We’re aware it’s worth noting that Montana’s a tough nugget of an environment to grow anything in. But, any of our beautiful state’s avid gardeners will tell you that the first best thing about growing sweet potatoes here is that they’re inaccessible to the typical garden terrorists (i.e. urban deer) given they’re a root and grow underground.

In terms of Montana’s harsh climate, you have to be really considerate of your planting and growth timeline. Always plant your slips about 3-4 months prior to harvest which’ll almost always line up with the first week of September. That first fall frost seems to always fall right around the first Monday of September. Attempting to avoid the late spring frosts to get this lined up makes it tricky, but doable.

The reason sweet potato/yam and lentil dishes like this stew make such a great winter meal is not just because it’s warm and comforting. It’s also because root vegetables and dry lentils keep well, making them perfect for a lot of winter meals.

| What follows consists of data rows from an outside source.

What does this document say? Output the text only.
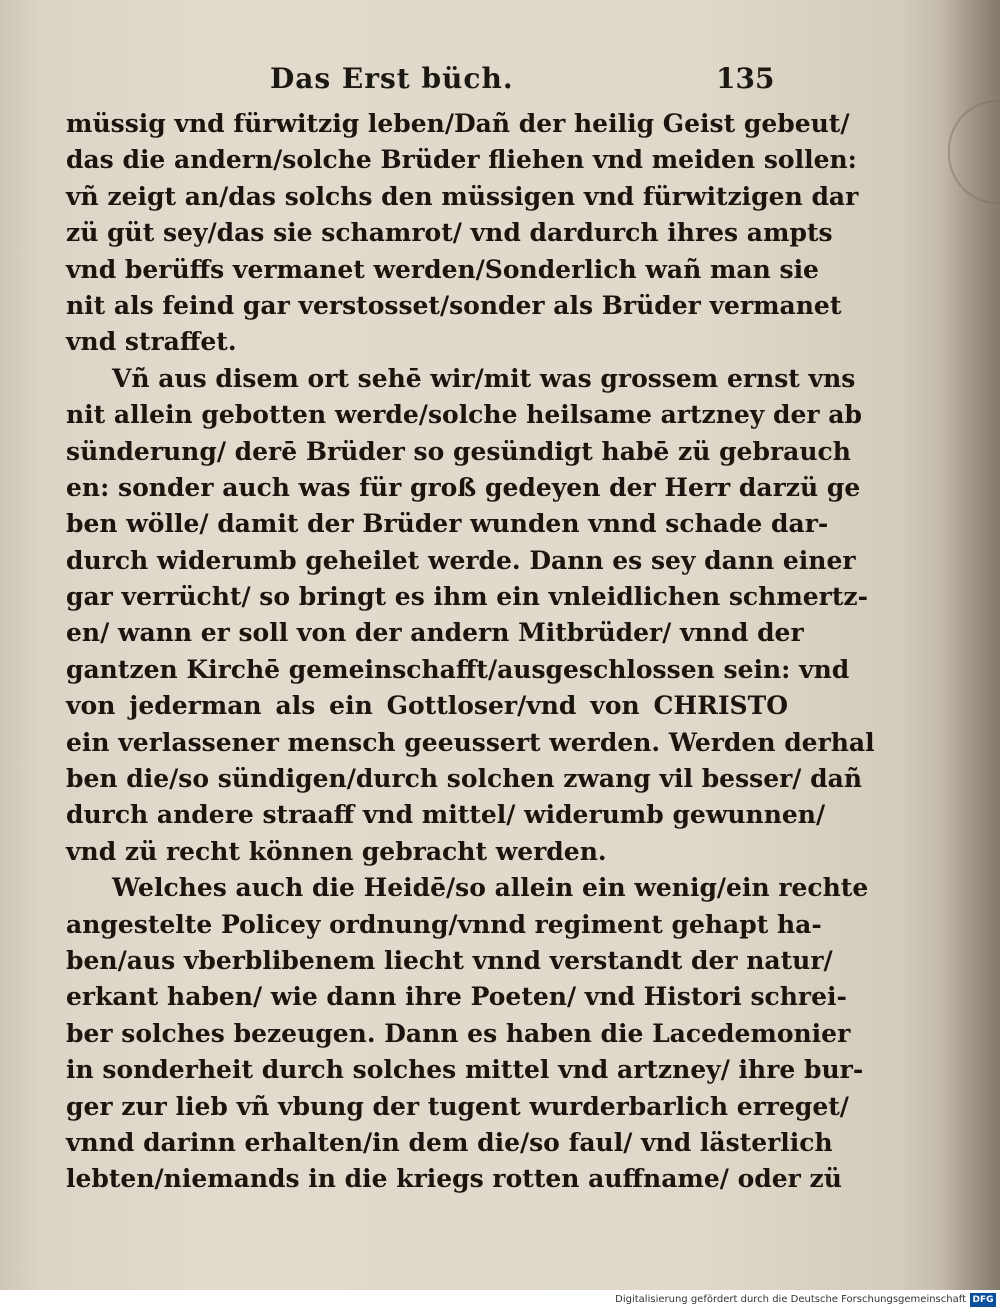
Das Erst büch.	135
müssig vnd fürwitzig leben/Dañ der heilig Geist gebeut/
das die andern/solche Brüder fliehen vnd meiden sollen:
vñ zeigt an/das solchs den müssigen vnd fürwitzigen dar
zü güt sey/das sie schamrot/ vnd dardurch ihres ampts
vnd berüffs vermanet werden/Sonderlich wañ man sie
nit als feind gar verstosset/sonder als Brüder vermanet
vnd straffet.
Vñ aus disem ort sehē wir/mit was grossem ernst vns
nit allein gebotten werde/solche heilsame artzney der ab
sünderung/ derē Brüder so gesündigt habē zü gebrauch
en: sonder auch was für groß gedeyen der Herr darzü ge
ben wölle/ damit der Brüder wunden vnnd schade dar-
durch widerumb geheilet werde. Dann es sey dann einer
gar verrücht/ so bringt es ihm ein vnleidlichen schmertz-
en/ wann er soll von der andern Mitbrüder/ vnnd der
gantzen Kirchē gemeinschafft/ausgeschlossen sein: vnd
von jederman als ein Gottloser/vnd von CHRISTO
ein verlassener mensch geeussert werden. Werden derhal
ben die/so sündigen/durch solchen zwang vil besser/ dañ
durch andere straaff vnd mittel/ widerumb gewunnen/
vnd zü recht können gebracht werden.
Welches auch die Heidē/so allein ein wenig/ein rechte
angestelte Policey ordnung/vnnd regiment gehapt ha-
ben/aus vberblibenem liecht vnnd verstandt der natur/
erkant haben/ wie dann ihre Poeten/ vnd Histori schrei-
ber solches bezeugen. Dann es haben die Lacedemonier
in sonderheit durch solches mittel vnd artzney/ ihre bur-
ger zur lieb vñ vbung der tugent wurderbarlich erreget/
vnnd darinn erhalten/in dem die/so faul/ vnd lästerlich
lebten/niemands in die kriegs rotten auffname/ oder zü
Digitalisierung gefördert durch die Deutsche Forschungsgemeinschaft DFG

For similar recipes to the one we discovered in the NYT, we encourage you to visit our recipes page. A whole slew of perfect options for the winter season are available to you there. Whether you decide to cook up some scrumptious eats from our site’s recipe collection, or from any other resources, know that you are adding not only new favorites to your seasonal inventory, but also adding healthy vitamins and minerals which – during the dark days of winter when food-based temptations run rampant – will help keep you in a state of healthy wellbeing.